Pretty Little Liars isn't afraid to address issues that our generation is drawn to, like drugs, sex, and sexuality, but it portrays them in a way that's suitable for teens and distanced from reality. (Marijuana is the only illegal drug we see, and I can only remember one direct mention of Aria and Ezra having sex — it was in a nightmare she had.) On the other hand, Twin Peaks horrified audiences with its incorporation of cocaine, sexual violence, and incest, the realities of which made the show too hard to watch compared to other prime-time shows at the time like Cheers and The Cosby Show. PLL simplifies controversial issues and focuses the spotlight more on fashion (it's been dubbed the "best-dressed show on TV") and moody high school romance.
Pretty Little Liars also reaffirms an underlying fear (aside from murder) in every single episode that's easy for us to imagine: How technology can be used to destroy us.
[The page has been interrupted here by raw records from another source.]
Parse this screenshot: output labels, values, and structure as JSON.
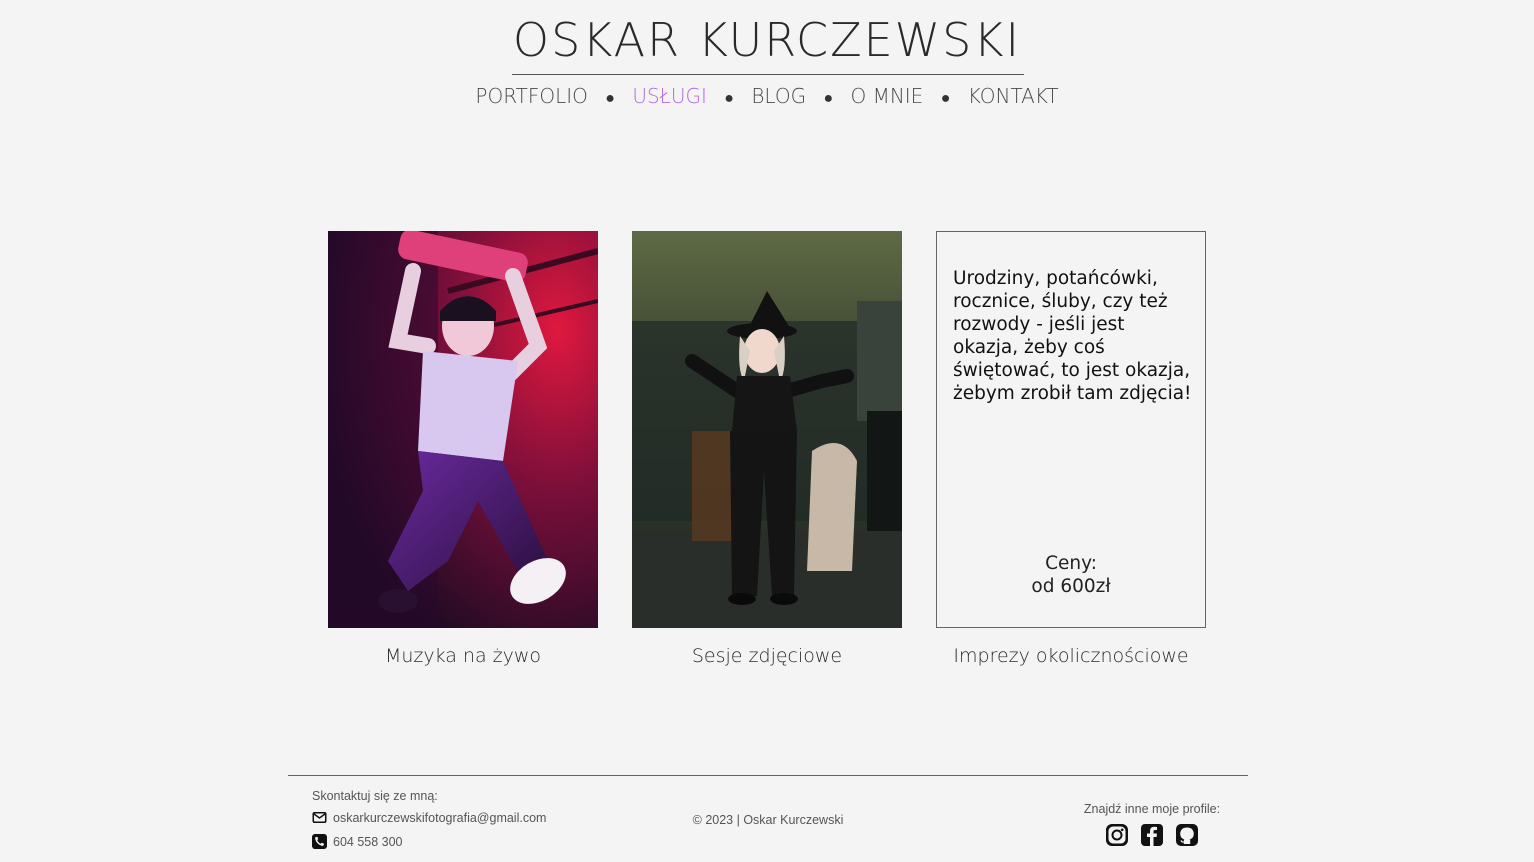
{
  "header": {
    "title": "OSKAR KURCZEWSKI",
    "nav": [
      {
        "label": "PORTFOLIO",
        "active": false
      },
      {
        "label": "USŁUGI",
        "active": true
      },
      {
        "label": "BLOG",
        "active": false
      },
      {
        "label": "O MNIE",
        "active": false
      },
      {
        "label": "KONTAKT",
        "active": false
      }
    ],
    "accent_color": "#b36ae0"
  },
  "services": [
    {
      "caption": "Muzyka na żywo",
      "kind": "photo",
      "image": "concert-performer-photo"
    },
    {
      "caption": "Sesje zdjęciowe",
      "kind": "photo",
      "image": "witch-costume-portrait-photo"
    },
    {
      "caption": "Imprezy okolicznościowe",
      "kind": "text",
      "description": "Urodziny, potańcówki, rocznice, śluby, czy też rozwody - jeśli jest okazja, żeby coś świętować, to jest okazja, żebym zrobił tam zdjęcia!",
      "price_label": "Ceny:",
      "price_value": "od 600zł"
    }
  ],
  "footer": {
    "contact_heading": "Skontaktuj się ze mną:",
    "email": "oskarkurczewskifotografia@gmail.com",
    "phone": "604 558 300",
    "copyright": "© 2023 | Oskar Kurczewski",
    "profiles_heading": "Znajdź inne moje profile:",
    "social_icons": [
      "instagram-icon",
      "facebook-icon",
      "github-icon"
    ]
  }
}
The characters live on their laptops and mobile devices, but those are the platforms that make A's stalking possible. It's a terrifying thought in real life, but we'd be lying if we said there was no satisfaction in watching it on the screen. The New York Times even called it "the next best thing to surveillance video." Clearly, the "Big Brother" lure hasn't worn off on us. It's no wonder why PLL is the most popular show on Twitter.
Fans are also responding to ABC Family's savvy social media practices. The network does a good job of constantly steering conversations about the show. We can't get away from A either. Pretty Little Liars will likely continue to set ratings records, and Twin Peaks will remain a TV cult classic (rumors about a revival have been quelled). While we may never know who killed Laura Palmer, we do know that Ali wasn't murdered — but we definitely don't want to find out who A is yet.